Когда Кречет подкидывал заказы и Макс собирался в дорогу, Алена довольно загибала пальцы, подсчитывая, что она купит теперь. И провожала, обещая ждать. Но каждый чертов день, проведенный в дороге, Макс боялся, что вернется в пустую, никчемную без Алены, жизнь — потому что его златовласку уже кто-то увел, уже трахает где-то, и платит за нее в кабаках. Он представлял это так часто и так пугающе-живо, что сердце, протяжно ухнув куда-то вниз, становилось ватно-бессильным, обмирало — а потом, будто озверев, хлестало вскипающей кровью в ослабевшие стенки жил, грозя разорвать их, испечь изнутри. Он бесился, отчаянно вцеплялся в руль, выжимал газ резко и сильно — так топают ногой по собачьему поводку, пытаясь удержать готовую сбежать на случку породистую, дорогую суку. Он не спал по трое суток, чтобы только приехать быстрее, пригнать очередную чертову тачку, за которую обещали отслюнить бабла. Он глотал вонючую дорожную пыль, жрал на ходу какие-то засохшие куски, подрезал длинномеры и проклинал тормозов-гаишников — а она могла спустить его бабки за час, и тут же протянуть руку за новыми. Она пожирала деньги, как пламя пожирает бумагу. И, как пламя, всегда оставалось голодной.

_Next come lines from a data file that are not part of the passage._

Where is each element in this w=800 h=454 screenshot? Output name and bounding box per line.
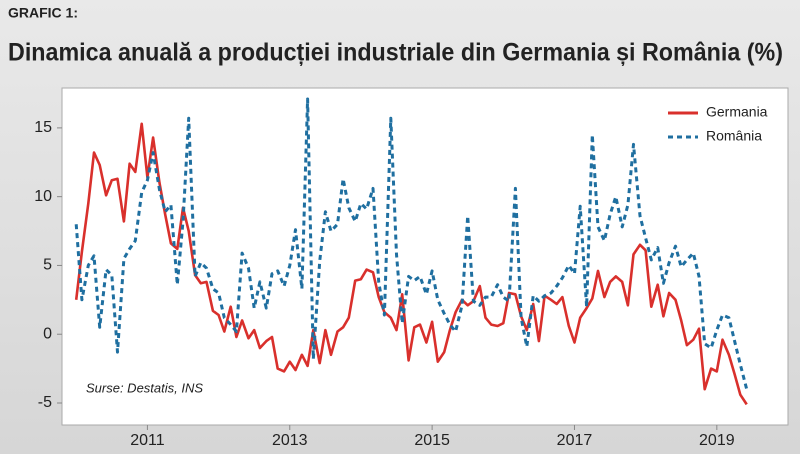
x-tick-label: 2019 — [699, 432, 735, 449]
x-tick-label: 2011 — [130, 432, 165, 449]
legend-label: România — [706, 128, 762, 144]
x-tick-label: 2017 — [557, 432, 593, 449]
chart-label: GRAFIC 1: — [8, 5, 78, 21]
annotation: Surse: Destatis, INS — [86, 380, 203, 395]
y-tick-label: 5 — [43, 257, 52, 274]
chart-title: Dinamica anuală a producției industriale… — [8, 39, 783, 67]
x-tick-label: 2015 — [414, 432, 450, 449]
line-series — [74, 122, 748, 406]
plot-area — [61, 87, 789, 426]
y-tick-label: 0 — [43, 325, 52, 342]
x-tick-label: 2013 — [272, 432, 308, 449]
legend-label: Germania — [706, 104, 768, 120]
y-tick-label: 10 — [34, 188, 52, 205]
y-tick-label: -5 — [38, 394, 52, 411]
y-tick-label: 15 — [34, 119, 52, 136]
line-series — [74, 97, 749, 390]
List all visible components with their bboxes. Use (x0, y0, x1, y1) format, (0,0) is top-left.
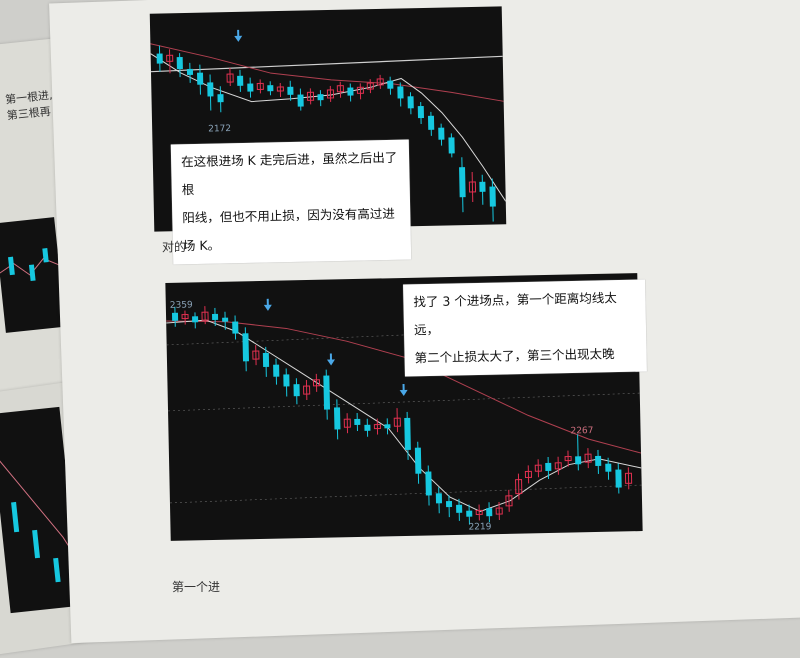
candle-body (397, 86, 403, 98)
candle-body (595, 456, 601, 466)
bottom-chart-note-line-1: 找了 3 个进场点，第一个距离均线太远， (413, 284, 636, 345)
top-chart-note-line-1: 在这根进场 K 走完后进，虽然之后出了根 (181, 144, 400, 205)
candle-wick (397, 408, 398, 432)
candle-body (317, 94, 323, 100)
candle-body (425, 471, 432, 495)
top-chart-entry-arrow (234, 30, 242, 42)
candle-body (489, 187, 495, 207)
candle-body (415, 448, 422, 474)
candle-wick (518, 474, 519, 500)
candle-body (294, 384, 300, 396)
candle-body (323, 376, 330, 410)
candle-body (486, 508, 492, 516)
candle-body (192, 316, 198, 322)
candle-body (605, 464, 611, 472)
candle-body (263, 353, 269, 367)
top-chart-note: 在这根进场 K 走完后进，虽然之后出了根 阳线，但也不用止损，因为没有高过进场 … (171, 140, 411, 265)
candle-body (347, 87, 353, 95)
bottom-chart-low-label: 2219 (468, 522, 491, 532)
candle-body (177, 57, 183, 69)
candle-body (157, 53, 163, 63)
bottom-chart-caption: 第一个进 (172, 578, 220, 595)
candle-body (354, 419, 360, 425)
candle-body (448, 137, 454, 153)
candle-body (364, 425, 370, 431)
candle-body (466, 511, 472, 517)
bottom-chart-peak-label: 2267 (570, 426, 593, 436)
top-chart-caption: 对的 (162, 238, 186, 255)
bottom-chart-grid-3 (170, 485, 642, 503)
candle-body (287, 87, 293, 95)
candle-body (408, 96, 414, 108)
candle-body (187, 69, 193, 75)
candle-body (232, 321, 238, 333)
candle-body (418, 106, 424, 118)
candle-body (545, 463, 551, 471)
candle-body (212, 314, 218, 320)
top-chart-note-line-2: 阳线，但也不用止损，因为没有高过进场 K。 (182, 200, 401, 261)
candle-body (283, 374, 289, 386)
candle-body (273, 365, 279, 377)
candle-body (217, 94, 223, 102)
candle-body (456, 505, 462, 513)
candle-body (479, 182, 485, 192)
left-sheet-chart-top-svg (0, 217, 66, 333)
candle-body (247, 84, 253, 92)
top-chart-ma-long (150, 36, 503, 108)
bottom-chart-note-line-2: 第二个止损太大了，第三个出现太晚 (414, 340, 637, 373)
candle-body (297, 95, 303, 107)
candle-body (334, 407, 340, 429)
candle-body (197, 73, 203, 85)
left-sheet-text: 第一根进, 第三根再 (4, 88, 55, 125)
candle-body (438, 128, 444, 140)
bottom-chart-high-label: 2359 (170, 300, 193, 310)
candle-body (615, 469, 621, 487)
candle-body (404, 418, 411, 450)
candle-body (384, 424, 390, 428)
candle-body (267, 85, 273, 91)
bottom-chart-arrow-1 (264, 299, 272, 311)
candle-body (172, 313, 178, 321)
candle-body (446, 501, 452, 507)
bottom-chart-note: 找了 3 个进场点，第一个距离均线太远， 第二个止损太大了，第三个出现太晚 (403, 279, 647, 376)
candle-body (387, 81, 393, 89)
candle-body (459, 167, 466, 197)
candle-body (222, 318, 228, 322)
top-chart-level-line (151, 56, 503, 71)
bottom-chart-arrow-2 (327, 353, 335, 365)
bottom-chart-arrow-3 (400, 384, 408, 396)
candle-body (575, 456, 581, 464)
candle-body (207, 82, 213, 96)
candle-wick (472, 172, 473, 202)
candle-body (436, 493, 442, 503)
candle-body (242, 333, 249, 361)
candle-body (237, 76, 243, 86)
top-chart-low-label: 2172 (208, 124, 231, 134)
left-sheet-chart-top (0, 217, 66, 333)
candle-wick (578, 434, 579, 470)
candle-body (428, 116, 434, 130)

Макс жил тогда, как приговоренный к какой-то нелепой смерти: если где-то был риск, он шел на этот риск, потому что за него платили. Кречет начал крышевать мелких торгашей — Демидов, к тому времени ставший его правой рукой, наращивал «базу» и выбивал с них бабло. Кречет продавал краденый антиквариат — Макс сопровождал его в роли телохранителя. Кречет забивал стрелки — Демидов ездил с ним перетирать. Дважды его чуть не пристрелили, один раз он чуть не сгорел при пожаре, устроенном им же в магазине строптивого торгаша. Но когда Кречет замутил банк и поставил Демидова своим заместителем, даже Алена задницу поприжала — уже к нему, а не к шесту в «Бэзиле». И Макс подумал тогда: ну всё, моя.